I design visual identities for conferences and events, create music covers and books, draw logos, and play around with typography.
Visual Identity for AI Conference
A visual identity created for an AI conference hosted by Reykjavík University. The design needed to feel contemporary and intelligent without falling into the usual AI clichés of robots, glowing brains, and generic tech imagery. The result focused on structure, clarity, motion, and abstract systems, giving the conference a strong visual language that could work across posters, screens, social media, signage, and event material.
Visual Identity for Psychedelics as Medicine Conference
A conference identity for an event exploring psychedelics as medicine. The visual direction balanced scientific credibility with a more open, human, and exploratory feeling. Instead of leaning too heavily into psychedelic stereotypes, the design used color, rhythm, and layered visual forms to suggest perception, research, healing, and altered states in a more refined way.
Music Covers and Posters
A selection of music-related design work, including album covers, single covers, posters, and promotional material. These projects often start with the sound, mood, or personality of the artist and turn that into a visual language. The work moves between typography, photography, illustration, texture, and layout, with each piece designed to feel specific to the music rather than follow a fixed house style.
Arnar Herbertsson Artist Book
A book documenting the 50-year career of Icelandic artist Arnar Herbertsson. The project required a careful balance between design, structure, and respect for a long creative life. The layout was built to give the artwork space to breathe while still creating a clear rhythm through the book. The design supports the archive, the story, and the visual development of the artist over five decades.
UFO 101
A book project focused on UFO sightings in Iceland. The subject called for a visual approach that could sit somewhere between documentation, mystery, folklore, and atmosphere. The design uses typography, pacing, image treatment, and layout to create a sense of curiosity without becoming overly theatrical. It treats the material with enough seriousness to feel researched, while still allowing room for the strange and unexplained.
Reykjavik Rocks
A book design project for Reykjavik Rocks, a humorous insider’s guide to Reykjavík, written by Hallgrímur Helgason, Örn Úlfar Sævarsson, and Jón Atli Jónasson, with a foreword by then-mayor Jón Gnarr. The book set out to capture the creative, messy, funny, and constantly shifting energy of Reykjavík, the smallest big city in the world.

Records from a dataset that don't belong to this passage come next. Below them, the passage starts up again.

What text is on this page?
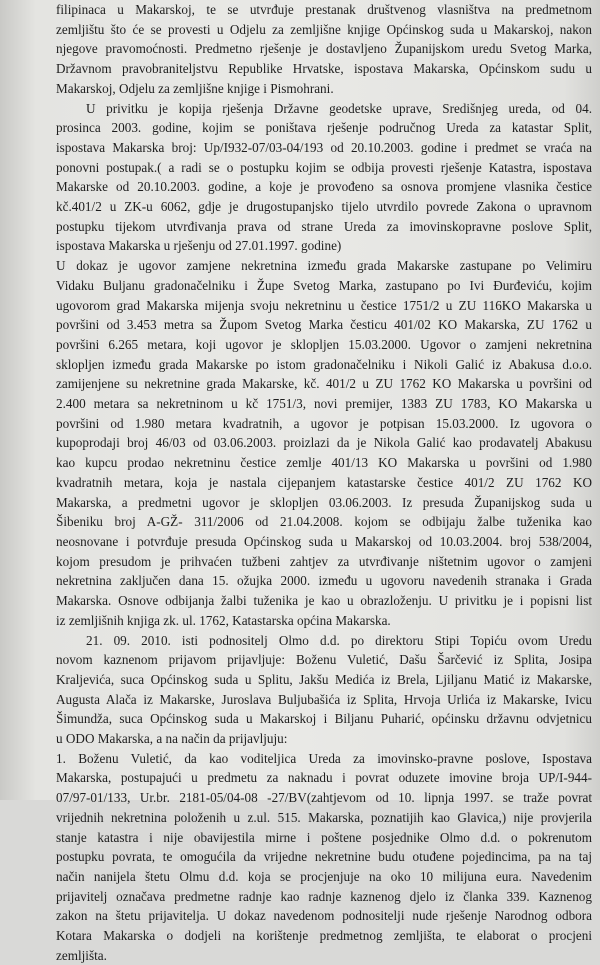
filipinaca u Makarskoj, te se utvrđuje prestanak društvenog vlasništva na predmetnom
zemljištu što će se provesti u Odjelu za zemljišne knjige Općinskog suda u Makarskoj, nakon
njegove pravomoćnosti. Predmetno rješenje je dostavljeno Županijskom uredu Svetog Marka,
Državnom pravobraniteljstvu Republike Hrvatske, ispostava Makarska, Općinskom sudu u
Makarskoj, Odjelu za zemljišne knjige i Pismohrani.
U privitku je kopija rješenja Državne geodetske uprave, Središnjeg ureda, od 04.
prosinca 2003. godine, kojim se poništava rješenje područnog Ureda za katastar Split,
ispostava Makarska broj: Up/I932-07/03-04/193 od 20.10.2003. godine i predmet se vraća na
ponovni postupak.( a radi se o postupku kojim se odbija provesti rješenje Katastra, ispostava
Makarske od 20.10.2003. godine, a koje je provođeno sa osnova promjene vlasnika čestice
kč.401/2 u ZK-u 6062, gdje je drugostupanjsko tijelo utvrdilo povrede Zakona o upravnom
postupku tijekom utvrđivanja prava od strane Ureda za imovinskopravne poslove Split,
ispostava Makarska u rješenju od 27.01.1997. godine)
U dokaz je ugovor zamjene nekretnina između grada Makarske zastupane po Velimiru
Vidaku Buljanu gradonačelniku i Župe Svetog Marka, zastupano po Ivi Đurđeviću, kojim
ugovorom grad Makarska mijenja svoju nekretninu u čestice 1751/2 u ZU 116KO Makarska u
površini od 3.453 metra sa Župom Svetog Marka česticu 401/02 KO Makarska, ZU 1762 u
površini 6.265 metara, koji ugovor je sklopljen 15.03.2000. Ugovor o zamjeni nekretnina
sklopljen između grada Makarske po istom gradonačelniku i Nikoli Galić iz Abakusa d.o.o.
zamijenjene su nekretnine grada Makarske, kč. 401/2 u ZU 1762 KO Makarska u površini od
2.400 metara sa nekretninom u kč 1751/3, novi premijer, 1383 ZU 1783, KO Makarska u
površini od 1.980 metara kvadratnih, a ugovor je potpisan 15.03.2000. Iz ugovora o
kupoprodaji broj 46/03 od 03.06.2003. proizlazi da je Nikola Galić kao prodavatelj Abakusu
kao kupcu prodao nekretninu čestice zemlje 401/13 KO Makarska u površini od 1.980
kvadratnih metara, koja je nastala cijepanjem katastarske čestice 401/2 ZU 1762 KO
Makarska, a predmetni ugovor je sklopljen 03.06.2003. Iz presuda Županijskog suda u
Šibeniku broj A-GŽ- 311/2006 od 21.04.2008. kojom se odbijaju žalbe tuženika kao
neosnovane i potvrđuje presuda Općinskog suda u Makarskoj od 10.03.2004. broj 538/2004,
kojom presudom je prihvaćen tužbeni zahtjev za utvrđivanje ništetnim ugovor o zamjeni
nekretnina zaključen dana 15. ožujka 2000. između u ugovoru navedenih stranaka i Grada
Makarska. Osnove odbijanja žalbi tuženika je kao u obrazloženju. U privitku je i popisni list
iz zemljišnih knjiga zk. ul. 1762, Katastarska općina Makarska.
21. 09. 2010. isti podnositelj Olmo d.d. po direktoru Stipi Topiću ovom Uredu
novom kaznenom prijavom prijavljuje: Boženu Vuletić, Dašu Šarčević iz Splita, Josipa
Kraljevića, suca Općinskog suda u Splitu, Jakšu Medića iz Brela, Ljiljanu Matić iz Makarske,
Augusta Alača iz Makarske, Juroslava Buljubašića iz Splita, Hrvoja Urlića iz Makarske, Ivicu
Šimundža, suca Općinskog suda u Makarskoj i Biljanu Puharić, općinsku državnu odvjetnicu
u ODO Makarska, a na način da prijavljuju:
1. Boženu Vuletić, da kao voditeljica Ureda za imovinsko-pravne poslove, Ispostava
Makarska, postupajući u predmetu za naknadu i povrat oduzete imovine broja UP/I-944-
07/97-01/133, Ur.br. 2181-05/04-08 -27/BV(zahtjevom od 10. lipnja 1997. se traže povrat
vrijednih nekretnina položenih u z.ul. 515. Makarska, poznatijih kao Glavica,) nije provjerila
stanje katastra i nije obavijestila mirne i poštene posjednike Olmo d.d. o pokrenutom
postupku povrata, te omogućila da vrijedne nekretnine budu otuđene pojedincima, pa na taj
način nanijela štetu Olmu d.d. koja se procjenjuje na oko 10 milijuna eura. Navedenim
prijavitelj označava predmetne radnje kao radnje kaznenog djelo iz članka 339. Kaznenog
zakon na štetu prijavitelja. U dokaz navedenom podnositelji nude rješenje Narodnog odbora
Kotara Makarska o dodjeli na korištenje predmetnog zemljišta, te elaborat o procjeni
zemljišta.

The design had to support that tone: informal, lively, image-driven, and full of character. Built around photography from some of Iceland’s most exciting young photographers, the layout gives the city room to feel raw, personal, and alive rather than polished into a tourist brochure. The result is a book that offers a peek inside the real Reykjavík: its people, humour, nightlife, art, attitude, and strange little details.
Logo Selection
A selection of logos designed over the past 20 years for companies, cultural projects, events, musicians, and organizations. The collection shows a range of approaches, from clean and functional marks to more expressive and character-driven identities.
Across the work, the focus is always on creating something memorable, usable, and appropriate for the client, whether the project calls for restraint, attitude, clarity, or personality.
Broken Type
Broken Type began as a personal Illustrator experiment, exploring distorted letterforms, fragmentation, and controlled visual damage. What started as a self-initiated typographic study later developed into a commissioned style for Nike, where the same visual language was adapted for a new product lineup. The project sits somewhere between typography, illustration, and image-making, turning broken structure into a recognizable graphic system.
Disorder Type
Disorder Type started as an experimental typographic style built around disruption, movement, and visual tension. The work was later commissioned by Wired and adapted for use in a magazine issue. The project explores how type can carry energy and instability while still functioning as a designed visual element. It reflects an ongoing interest in pushing typography beyond clean communication and into something more expressive, physical, and strange.
Mosi Type
Mosi Type is an experimental typographic project built around movement, blur, transparency, and layered distortion. The letterforms feel almost like they are shifting in and out of focus, somewhere between smoke, glass, ink, and motion trails.
The project started as a visual exploration of how far type can be pushed before it stops behaving like clean typography and becomes more like an image. It still holds onto structure and readability, but the details are unstable, soft, and atmospheric.
The result is a type experiment that feels physical and abstract at the same time, with each letter carrying its own sense of depth, weight, and motion.